Bei einer Beauftragung mit Planungsleistungen schuldet der Planer daher eine mangelfreie und funktionstaugliche Planung, die den allgemein anerkannten Regeln der Technik entspricht (vgl. BGH, BauR 2001, 823; OLG Köln, Urteil vom 30. Oktober 2015 – 19 U 53/13 -, juris Palandt, BGB, § 633 Rn. 6).
Die Kammer geht hier davon aus, dass die von den Parteien übereinstimmend vorausgesetzte Verwendung der Planungsleistungen des Beklagten darin bestand, als Grundlage für die Herstellung der CSV-Säulen zum Zwecke der funktionstauglichen Gründung des Casinos des B4. S. zu dienen. Dies beinhaltet nach Überzeugung der Kammer eine Gründung, die nur übliche und gebäudeverträgliche Setzungen nach sich zieht.

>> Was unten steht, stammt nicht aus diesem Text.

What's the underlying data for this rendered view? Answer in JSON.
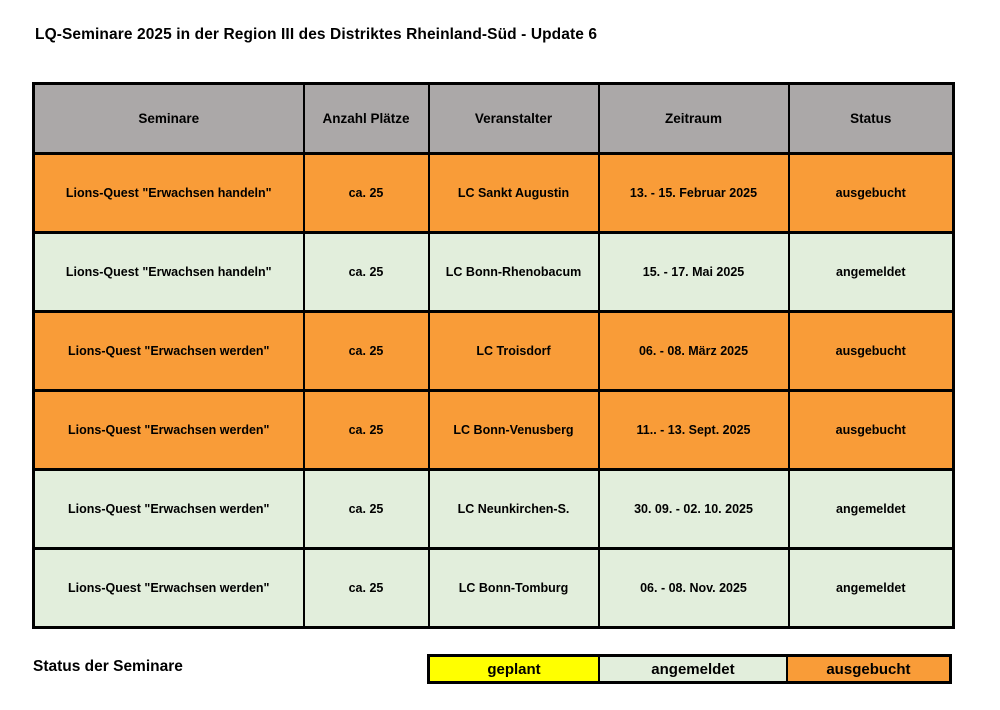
{
  "title": "LQ-Seminare 2025 in der Region III des Distriktes Rheinland-Süd - Update 6",
  "colors": {
    "header_bg": "#ABA8A8",
    "geplant": "#FFFF00",
    "angemeldet": "#E2EEDC",
    "ausgebucht": "#F99C38",
    "border": "#000000"
  },
  "table": {
    "columns": [
      "Seminare",
      "Anzahl Plätze",
      "Veranstalter",
      "Zeitraum",
      "Status"
    ],
    "rows": [
      {
        "seminar": "Lions-Quest \"Erwachsen handeln\"",
        "plaetze": "ca. 25",
        "veranstalter": "LC Sankt Augustin",
        "zeitraum": "13. - 15. Februar 2025",
        "status": "ausgebucht"
      },
      {
        "seminar": "Lions-Quest \"Erwachsen handeln\"",
        "plaetze": "ca. 25",
        "veranstalter": "LC Bonn-Rhenobacum",
        "zeitraum": "15. - 17. Mai 2025",
        "status": "angemeldet"
      },
      {
        "seminar": "Lions-Quest \"Erwachsen werden\"",
        "plaetze": "ca. 25",
        "veranstalter": "LC Troisdorf",
        "zeitraum": "06. - 08. März 2025",
        "status": "ausgebucht"
      },
      {
        "seminar": "Lions-Quest \"Erwachsen werden\"",
        "plaetze": "ca. 25",
        "veranstalter": "LC Bonn-Venusberg",
        "zeitraum": "11.. - 13. Sept. 2025",
        "status": "ausgebucht"
      },
      {
        "seminar": "Lions-Quest \"Erwachsen werden\"",
        "plaetze": "ca. 25",
        "veranstalter": "LC Neunkirchen-S.",
        "zeitraum": "30. 09. - 02. 10. 2025",
        "status": "angemeldet"
      },
      {
        "seminar": "Lions-Quest \"Erwachsen werden\"",
        "plaetze": "ca. 25",
        "veranstalter": "LC Bonn-Tomburg",
        "zeitraum": "06. - 08. Nov. 2025",
        "status": "angemeldet"
      }
    ]
  },
  "legend": {
    "label": "Status der Seminare",
    "items": [
      {
        "label": "geplant",
        "color": "#FFFF00"
      },
      {
        "label": "angemeldet",
        "color": "#E2EEDC"
      },
      {
        "label": "ausgebucht",
        "color": "#F99C38"
      }
    ]
  }
}
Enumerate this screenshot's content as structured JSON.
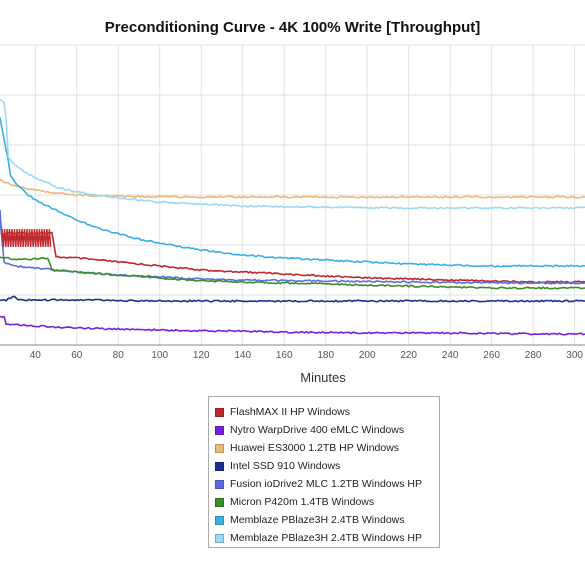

2. Gemessen hieran ist die Planung des Beklagten mangelhaft.
Nach den Feststellungen des Sachverständigen Prof. Dr. V. entspricht die Planung nicht den anerkannten Regeln der Technik. Zudem wurde aufgrund des Planungsfehlers des Beklagten die Gründung nicht so dimensioniert, dass sie nur übliche und gebäudeverträgliche Setzungen nach sich zieht. Aufgrund der mangelhaften Planung des Beklagten führte die Klägerin hier vielmehr CSV-Säulen nur bis in 10 Meter Tiefe aus. Mit dieser Säulenlänge war es nach den Feststellungen des Sachverständigen Prof. Dr. V. nicht möglich, eine übliche und gebäudeverträgliche Setzung des Casinos zu gewährleisten:
a. Nach den Ausführungen des Sachverständigen Prof. Dr. V. galten im Zeitpunkt der Leistungserbringung folgende anerkannten Regeln der Technik für die vom Beklagten vorzunehmende Setzungsberechnung:
– die DIN 4019 mit einer Vorgabe zur Tiefenberechnung der Setzung,
– die Annahme, dass bei Pfahlgruppen die Lasten etwa im unteren Drittelbereich der Säule in den Baugrund eingeleitet werden,
– eine differenzierte Betrachtung der Bodenkennwerte und eine Berücksichtigung von vorsichtigen und konservativen Schätzwerten bei den maßgebenden Größen sowie
– die Betrachtung dreier Setzungsanteile bei bindigen Böden.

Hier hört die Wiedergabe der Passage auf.